Advancing Narcolepsy Advocacy: Bridging Patient Narratives and Systemic Change.

We introduce the Stigma-to-Structure Advocacy Framework, a novel, evidence-based model designed to transform narcolepsy advocacy by systematically bridging patient narratives with structural change. Narcolepsy remains a profoundly underdiagnosed and misunderstood neurological disorder, with persistent diagnostic delays and pervasive cultural stigma undermining patient well-being and access to care.
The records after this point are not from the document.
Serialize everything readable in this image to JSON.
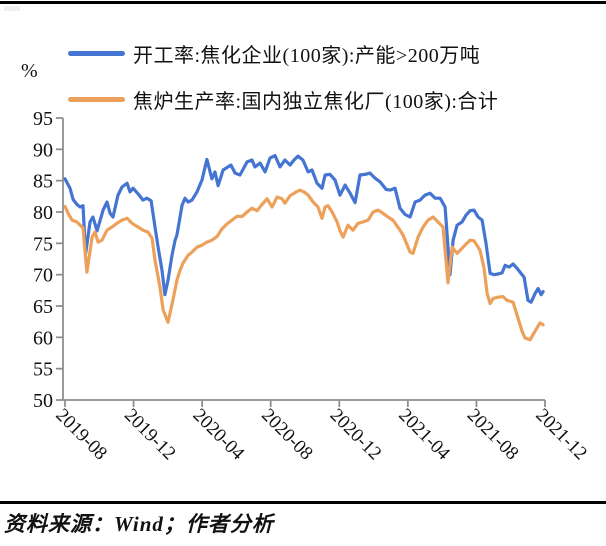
{
  "footer": {
    "text": "资料来源：Wind；作者分析"
  },
  "chart_data": {
    "type": "line",
    "title": "",
    "ylabel": "%",
    "ylim": [
      50,
      95
    ],
    "ytick_step": 5,
    "xlim_months": [
      0,
      28
    ],
    "x_unit": "months since 2019-08",
    "x_tick_months": [
      0,
      4,
      8,
      12,
      16,
      20,
      24,
      28
    ],
    "x_tick_labels": [
      "2019-08",
      "2019-12",
      "2020-04",
      "2020-08",
      "2020-12",
      "2021-04",
      "2021-08",
      "2021-12"
    ],
    "grid": false,
    "legend_position": "top-left",
    "axis_color": "#8f8f8f",
    "line_width": 3.2,
    "series": [
      {
        "name": "开工率:焦化企业(100家):产能>200万吨",
        "color": "#4575d2",
        "points": [
          [
            0,
            85.3
          ],
          [
            0.29,
            83.8
          ],
          [
            0.47,
            82
          ],
          [
            0.7,
            81.2
          ],
          [
            0.88,
            80.8
          ],
          [
            1.05,
            81
          ],
          [
            1.2,
            73.3
          ],
          [
            1.46,
            78.4
          ],
          [
            1.63,
            79.2
          ],
          [
            1.87,
            77
          ],
          [
            2.22,
            80.3
          ],
          [
            2.45,
            81.6
          ],
          [
            2.63,
            79.8
          ],
          [
            2.8,
            79.2
          ],
          [
            3.09,
            82.7
          ],
          [
            3.33,
            84
          ],
          [
            3.62,
            84.6
          ],
          [
            3.79,
            83.2
          ],
          [
            3.97,
            83.8
          ],
          [
            4.26,
            82.9
          ],
          [
            4.55,
            81.9
          ],
          [
            4.78,
            82.2
          ],
          [
            5.02,
            81.8
          ],
          [
            5.25,
            77.6
          ],
          [
            5.43,
            74.4
          ],
          [
            5.66,
            70.7
          ],
          [
            5.83,
            66.8
          ],
          [
            6.01,
            69.1
          ],
          [
            6.24,
            73.1
          ],
          [
            6.42,
            75.5
          ],
          [
            6.53,
            76.3
          ],
          [
            6.83,
            81.1
          ],
          [
            7,
            82.2
          ],
          [
            7.18,
            81.6
          ],
          [
            7.41,
            81.9
          ],
          [
            7.7,
            83.2
          ],
          [
            7.99,
            85.1
          ],
          [
            8.28,
            88.4
          ],
          [
            8.57,
            85.3
          ],
          [
            8.75,
            86.4
          ],
          [
            8.93,
            84.2
          ],
          [
            9.22,
            86.7
          ],
          [
            9.51,
            87.2
          ],
          [
            9.68,
            87.5
          ],
          [
            9.92,
            86.2
          ],
          [
            10.21,
            85.9
          ],
          [
            10.62,
            88
          ],
          [
            10.91,
            88.3
          ],
          [
            11.08,
            87.2
          ],
          [
            11.38,
            87.8
          ],
          [
            11.67,
            86.4
          ],
          [
            11.96,
            88.6
          ],
          [
            12.25,
            89
          ],
          [
            12.54,
            87.2
          ],
          [
            12.83,
            88.3
          ],
          [
            13.13,
            87.5
          ],
          [
            13.36,
            88.3
          ],
          [
            13.59,
            88.9
          ],
          [
            13.88,
            88.3
          ],
          [
            14.18,
            86.4
          ],
          [
            14.41,
            86.7
          ],
          [
            14.7,
            84.6
          ],
          [
            14.99,
            83.8
          ],
          [
            15.17,
            85.9
          ],
          [
            15.46,
            86
          ],
          [
            15.75,
            85.1
          ],
          [
            16.04,
            82.7
          ],
          [
            16.34,
            84.3
          ],
          [
            16.63,
            83
          ],
          [
            16.92,
            81.5
          ],
          [
            17.21,
            85.9
          ],
          [
            17.5,
            86
          ],
          [
            17.79,
            86.2
          ],
          [
            18.09,
            85.4
          ],
          [
            18.38,
            84.8
          ],
          [
            18.73,
            83.6
          ],
          [
            18.96,
            83.5
          ],
          [
            19.25,
            83.8
          ],
          [
            19.54,
            80.6
          ],
          [
            19.84,
            79.6
          ],
          [
            20.13,
            79.2
          ],
          [
            20.42,
            81.6
          ],
          [
            20.71,
            81.9
          ],
          [
            21,
            82.7
          ],
          [
            21.3,
            83
          ],
          [
            21.59,
            82.2
          ],
          [
            21.88,
            82.2
          ],
          [
            22.17,
            80.8
          ],
          [
            22.46,
            70
          ],
          [
            22.64,
            75.5
          ],
          [
            22.87,
            77.9
          ],
          [
            23.16,
            78.4
          ],
          [
            23.4,
            79.5
          ],
          [
            23.63,
            80.2
          ],
          [
            23.86,
            80.3
          ],
          [
            24.1,
            79.2
          ],
          [
            24.33,
            78.7
          ],
          [
            24.56,
            75
          ],
          [
            24.8,
            70.2
          ],
          [
            25.03,
            70
          ],
          [
            25.26,
            70.1
          ],
          [
            25.5,
            70.3
          ],
          [
            25.67,
            71.5
          ],
          [
            25.9,
            71.2
          ],
          [
            26.14,
            71.7
          ],
          [
            26.37,
            71
          ],
          [
            26.6,
            70.2
          ],
          [
            26.78,
            69.6
          ],
          [
            27.01,
            65.9
          ],
          [
            27.19,
            65.6
          ],
          [
            27.42,
            67
          ],
          [
            27.6,
            67.8
          ],
          [
            27.77,
            66.8
          ],
          [
            27.89,
            67.3
          ]
        ]
      },
      {
        "name": "焦炉生产率:国内独立焦化厂(100家):合计",
        "color": "#eca05a",
        "points": [
          [
            0,
            80.9
          ],
          [
            0.18,
            79.8
          ],
          [
            0.41,
            78.7
          ],
          [
            0.7,
            78.4
          ],
          [
            0.88,
            77.9
          ],
          [
            1.05,
            77.5
          ],
          [
            1.28,
            70.4
          ],
          [
            1.58,
            76
          ],
          [
            1.75,
            76.8
          ],
          [
            1.93,
            75.2
          ],
          [
            2.16,
            75.5
          ],
          [
            2.45,
            77.1
          ],
          [
            2.74,
            77.6
          ],
          [
            3.03,
            78.2
          ],
          [
            3.33,
            78.7
          ],
          [
            3.62,
            79
          ],
          [
            3.91,
            78.2
          ],
          [
            4.26,
            77.6
          ],
          [
            4.55,
            77.1
          ],
          [
            4.84,
            76.8
          ],
          [
            5.08,
            75.8
          ],
          [
            5.25,
            72.3
          ],
          [
            5.54,
            68
          ],
          [
            5.72,
            64.4
          ],
          [
            6.01,
            62.4
          ],
          [
            6.3,
            66
          ],
          [
            6.53,
            69.1
          ],
          [
            6.71,
            70.7
          ],
          [
            6.88,
            71.8
          ],
          [
            7.18,
            73.1
          ],
          [
            7.41,
            73.6
          ],
          [
            7.7,
            74.4
          ],
          [
            7.99,
            74.7
          ],
          [
            8.28,
            75.2
          ],
          [
            8.57,
            75.5
          ],
          [
            8.87,
            76.1
          ],
          [
            9.16,
            77.3
          ],
          [
            9.45,
            78.1
          ],
          [
            9.74,
            78.7
          ],
          [
            10.03,
            79.3
          ],
          [
            10.33,
            79.3
          ],
          [
            10.62,
            80
          ],
          [
            10.91,
            80.6
          ],
          [
            11.2,
            80.2
          ],
          [
            11.49,
            81.2
          ],
          [
            11.79,
            82.1
          ],
          [
            12.08,
            80.8
          ],
          [
            12.37,
            82.4
          ],
          [
            12.66,
            82.1
          ],
          [
            12.83,
            81.4
          ],
          [
            13.13,
            82.6
          ],
          [
            13.42,
            83.1
          ],
          [
            13.71,
            83.5
          ],
          [
            14,
            83.1
          ],
          [
            14.18,
            82.7
          ],
          [
            14.47,
            81.6
          ],
          [
            14.76,
            80.8
          ],
          [
            14.99,
            79
          ],
          [
            15.17,
            80.8
          ],
          [
            15.34,
            81
          ],
          [
            15.58,
            80
          ],
          [
            15.87,
            78.4
          ],
          [
            16.04,
            77
          ],
          [
            16.22,
            76
          ],
          [
            16.51,
            77.9
          ],
          [
            16.8,
            77.1
          ],
          [
            17.09,
            78.2
          ],
          [
            17.38,
            78.4
          ],
          [
            17.68,
            78.7
          ],
          [
            17.97,
            80
          ],
          [
            18.26,
            80.3
          ],
          [
            18.55,
            79.8
          ],
          [
            18.84,
            79.2
          ],
          [
            19.13,
            78.7
          ],
          [
            19.54,
            77.1
          ],
          [
            19.72,
            76.3
          ],
          [
            19.95,
            74.8
          ],
          [
            20.13,
            73.6
          ],
          [
            20.3,
            73.4
          ],
          [
            20.6,
            76
          ],
          [
            20.89,
            77.6
          ],
          [
            21.18,
            78.7
          ],
          [
            21.47,
            79.2
          ],
          [
            21.76,
            78.4
          ],
          [
            22.05,
            77.6
          ],
          [
            22.34,
            68.7
          ],
          [
            22.58,
            74.4
          ],
          [
            22.87,
            73.4
          ],
          [
            23.16,
            74.2
          ],
          [
            23.4,
            74.9
          ],
          [
            23.63,
            75.5
          ],
          [
            23.86,
            75.4
          ],
          [
            24.21,
            73.9
          ],
          [
            24.45,
            71
          ],
          [
            24.62,
            67
          ],
          [
            24.8,
            65.4
          ],
          [
            24.97,
            66.2
          ],
          [
            25.26,
            66.4
          ],
          [
            25.55,
            66.5
          ],
          [
            25.79,
            65.9
          ],
          [
            26.14,
            65.6
          ],
          [
            26.43,
            63
          ],
          [
            26.66,
            61
          ],
          [
            26.84,
            59.9
          ],
          [
            27.13,
            59.6
          ],
          [
            27.42,
            61
          ],
          [
            27.71,
            62.3
          ],
          [
            27.89,
            62
          ]
        ]
      }
    ]
  }
}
Despite recent progress in awareness and support, advocacy efforts remain fragmented and insufficiently integrated with health policy, particularly in low- and middle-income countries. This perspective advances a strategic evolution of narcolepsy advocacy through the Stigma-to-Structure Advocacy Framework, which is anchored in three pillars: narrative-driven awareness, clinical system integration, and policy activation. Drawing on recent evidence, patient testimonies, and global case studies, we identify critical gaps in current advocacy models, such as limited representation of youth and marginalized populations, insufficient adaptation to cultural contexts, and the absence of standardized impact metrics. For example, ongoing diagnostic delays and entrenched cultural stigma continue to impede timely care and social inclusion for many individuals. We outline five priority actions for the next decade: developing outcome metrics, building culturally responsive advocacy hubs, integrating narcolepsy into rare disease registries, expanding peer mentoring networks, and reforming policy frameworks. By centering equity, digital inclusion, and cross-sector collaboration, this framework aims to dismantle entrenched barriers and promote timely diagnosis, effective care, and social inclusion for all individuals with narcolepsy. We conclude by calling for a globally coordinated, patient-powered movement that redefines advocacy as a driver of structural transformation in sleep medicine.